Labour are in a difficult position. To win they have to both keep their core supporters while also attracting the "middle" ground.
(All of this is IMO ...)
Back in 2015 when Jeremy Corbyn was first elected, he offered an alternative to "New Labour". If the PLP had got behind him then it could have been possible for Corbyn to lead a successful Labour Party but they didn't. From Day One various members of the PLP were back biting and second guessing; they could have supported and given help but they didn't. They are as instrumental in Labour's poor position as Corbyn. A campaign to remove Corbyn was essentially started on the 14th September (they rested on Sunday).
Fast forward though Corbyn's first 9 months and while the MSM were targeting and belittling Corbyn, the Labour party were still making modest gains - perhaps not as much as they needed to to retake power; but there were gains. Corbyn was starting to find his feet as a leader. Then the referendum and the sky feel in for Labour ... instead of fighting the Conservative party and their divisions and difficulties, instead of taking advantage of their floundering the PLP turned on Corbyn: Corbyn who (in my opinion) was the only one who recognised that the EU wasn't the utopia that the rest of Remain were portraying, but actually presented some facts about what the EU had brought core Labour supporters as well as realising that life outside the EU was going to be far from rosie.
As a result, there was a leadership challenge. The eventual challenger Owen Smith essentially ran on a platform of "I'm quite like Corbyn in my politics (despite my previous employment) but I'm not Corbyn". As a result, Corbyn dug in deeper and the failed coup has essentially made Corbyn unremovable as leader unless he steps down (IMO) while showing how truly divided the party is.
The problem at the end of the day is do you support principles or need a more pragmatic approach. Corbyn sticks to his principles and is criticised as only being interested in protest; Nick Clegg takes a pragmatic approach in joining a co-alition and he is a traitor to himself and his supporters despite his attempts at moderating the worst "excesses" of Tory cuts.
@BigH47 above comments "electable for the Labour Party seems to lead to Tory Light and that doesn't help really, do we really want another TB" but if you exclude the biggest issue (the unequivocal support for George W. and the Iraqi invasion) which admittedly was a REAL BIGGIE; didn't his government do a lot of good for the people of the UK? BigH then goes on to suggest David Miliband (he couldn't be leader as he's not a member of parliament) or Chuka Umunna ... are both of those not just TB clones in their policies and therefore Tory Light?

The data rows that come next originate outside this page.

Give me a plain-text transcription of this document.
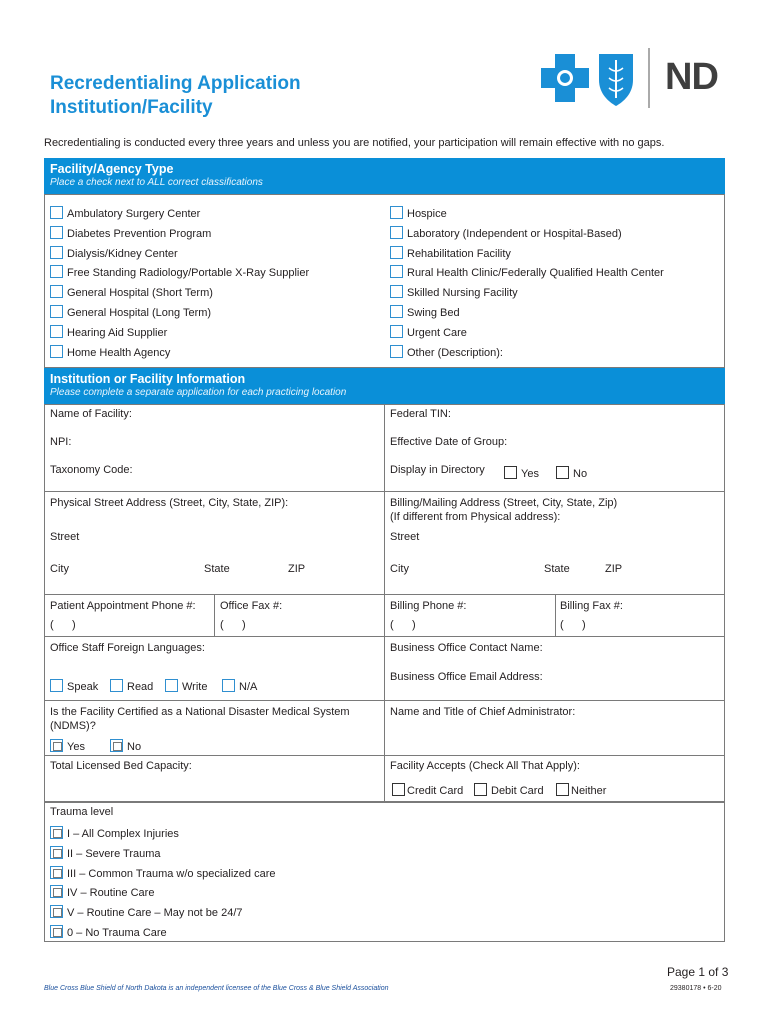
Recredentialing Application
Institution/Facility
ND
Recredentialing is conducted every three years and unless you are notified, your participation will remain effective with no gaps.
Facility/Agency Type
Place a check next to ALL correct classifications
Ambulatory Surgery Center
Diabetes Prevention Program
Dialysis/Kidney Center
Free Standing Radiology/Portable X-Ray Supplier
General Hospital (Short Term)
General Hospital (Long Term)
Hearing Aid Supplier
Home Health Agency
Hospice
Laboratory (Independent or Hospital-Based)
Rehabilitation Facility
Rural Health Clinic/Federally Qualified Health Center
Skilled Nursing Facility
Swing Bed
Urgent Care
Other (Description):
Institution or Facility Information
Please complete a separate application for each practicing location
Name of Facility:	Federal TIN:
NPI:	Effective Date of Group:
Taxonomy Code:	Display in Directory	Yes	No
Physical Street Address (Street, City, State, ZIP):	Billing/Mailing Address (Street, City, State, Zip)
(If different from Physical address):
Street	Street
City	State	ZIP	City	State	ZIP
Patient Appointment Phone #: Office Fax #:	Billing Phone #:	Billing Fax #:
(      )	(      )	(      )	(      )
Office Staff Foreign Languages:	Business Office Contact Name:
Business Office Email Address:
Speak	Read	Write	N/A
Is the Facility Certified as a National Disaster Medical System
(NDMS)?
Name and Title of Chief Administrator:
Yes	No
Total Licensed Bed Capacity:	Facility Accepts (Check All That Apply):
Credit Card	Debit Card	Neither
Trauma level
I – All Complex Injuries
II – Severe Trauma
III – Common Trauma w/o specialized care
IV – Routine Care
V – Routine Care – May not be 24/7
0 – No Trauma Care
Page 1 of 3
Blue Cross Blue Shield of North Dakota is an independent licensee of the Blue Cross & Blue Shield Association	29380178 • 6-20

As Blair campaigned on ... a Third Way is exactly what we need ... I'm not suggesting that Blair got everything right ... but there needs to be a middle ground and Labour jumping back left will not gain power.

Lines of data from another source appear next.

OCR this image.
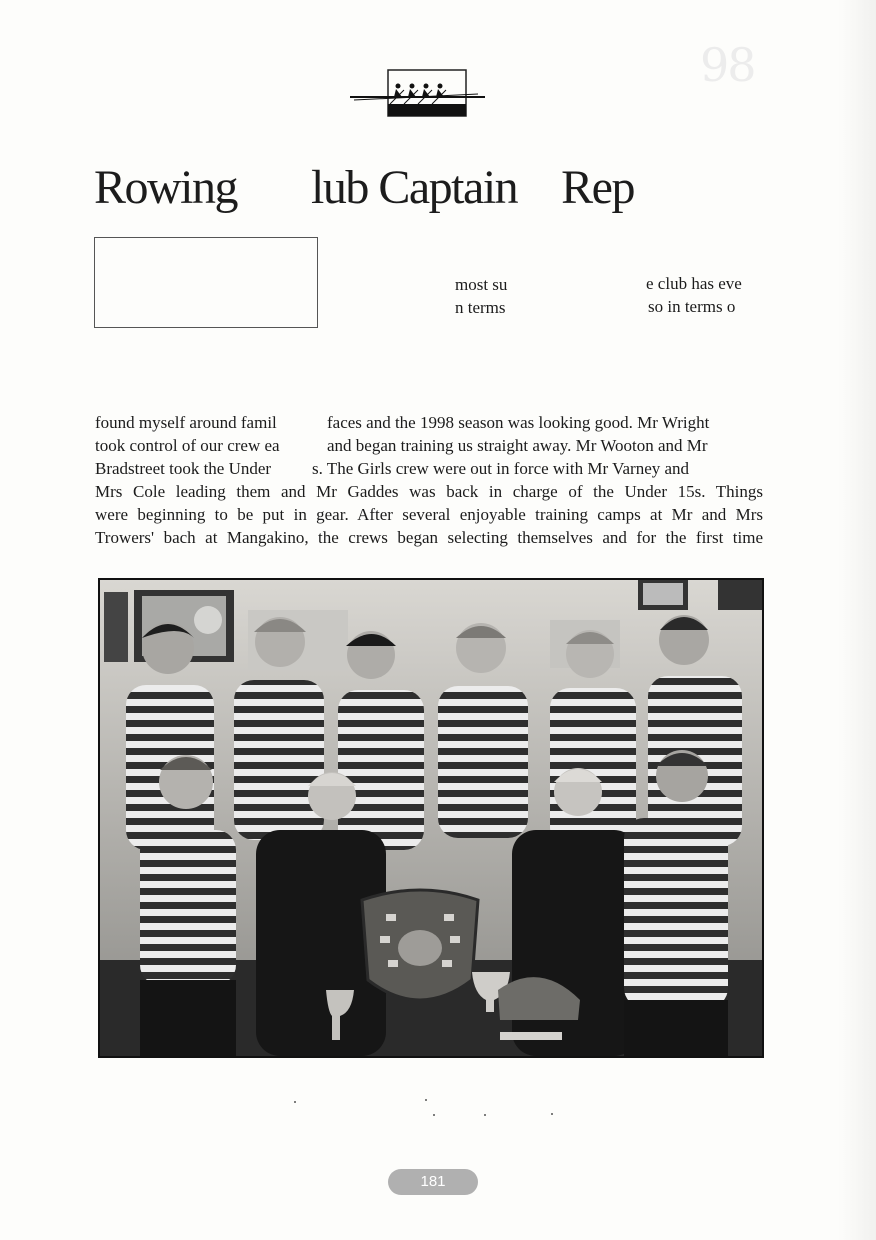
98
Rowing lub Captain Rep
most su	e club has eve
n terms	so in terms o
found myself around famil	faces and the 1998 season was looking good. Mr Wright
took control of our crew ea	and began training us straight away. Mr Wooton and Mr
Bradstreet took the Under s. The Girls crew were out in force with Mr Varney and
Mrs Cole leading them and Mr Gaddes was back in charge of the Under 15s. Things
were beginning to be put in gear. After several enjoyable training camps at Mr and Mrs
Trowers' bach at Mangakino, the crews began selecting themselves and for the first time
181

There is a big problem though in this country (and it is similar to USA) is that while the country is (or was) prosperous; that prosperity wasn't benefiting everyone and Labour's core supporters were the ones loosing out. As I've likely commented before, this goes back a long way before TB and into Thatcher's regime. With the closing of the pits and large swathes of manufacturing (and I'm not arguing that moving away from minings and heavy manufacturing is in itself bad) a large group of people have moved from having jobs which while hard work did give them a purpose and give them the opportunity to care for their family. Unless you are university educated, these just isn't many of those possibilities these days.
People like UKIP (and the Tories to a lesser extent) would have you believe that these problems are caused by immigration. But they aren't in the main. The Labour Party tried to put that opinion out there and failed - Gordon Brown's comment about Gillian Duffy in 2010 was the pinnacle of that failure. Remove immigration and there will still be a housing crisis, will still be a lack of investment in the NHS, still be failings in the railways.
So what is the answer to Labour's problems; what will make the middle ground vote for Labour - and this is just my opinion of course based on what I read and people I talk with - again? Well first off (and this goes for LibDems if they hope to gain seats at the 2020 election) they need to set out their vision for UK outside of the EU. Article 50 IS going to be triggered (and I'm not sure fighting harder against that would have been of benefit - personally after their amendments were all defeated I feel they should have abstained but equally I don't think that would have played well with their current fights in Stoke and Copeland nor helped in the long term fight against the Tories "hard" Brexit strategy) so they have to look at this as the starting position. Show up how poor Tory's planning is. Set out hard limits; things you believe in and stick to. And stop with the "if you don't do this we'll be worse of" ... show how we (the UK) will be better off with your plans; people want to know the positives of your plans not just the negatives of the opposition.
Labour also need to concentrate where they are strong ... the NHS. Never let people forget how bad the Tories are managing the NHS. But you also need to try to get the message across the Labour party can be trusted on the economy - Labour are still loosing that battle and loosing it badly. The 2007/8 crash / recession is the main obstacle Labour have to get over - even though in the main it was nothing that Labour could have prevented and Labour policies didn't cause it. You can't ignore it.
The answers are not simple (I'm not even sure if there are answers); however if the answer to a complex question is simple, then its likely not really answering the question.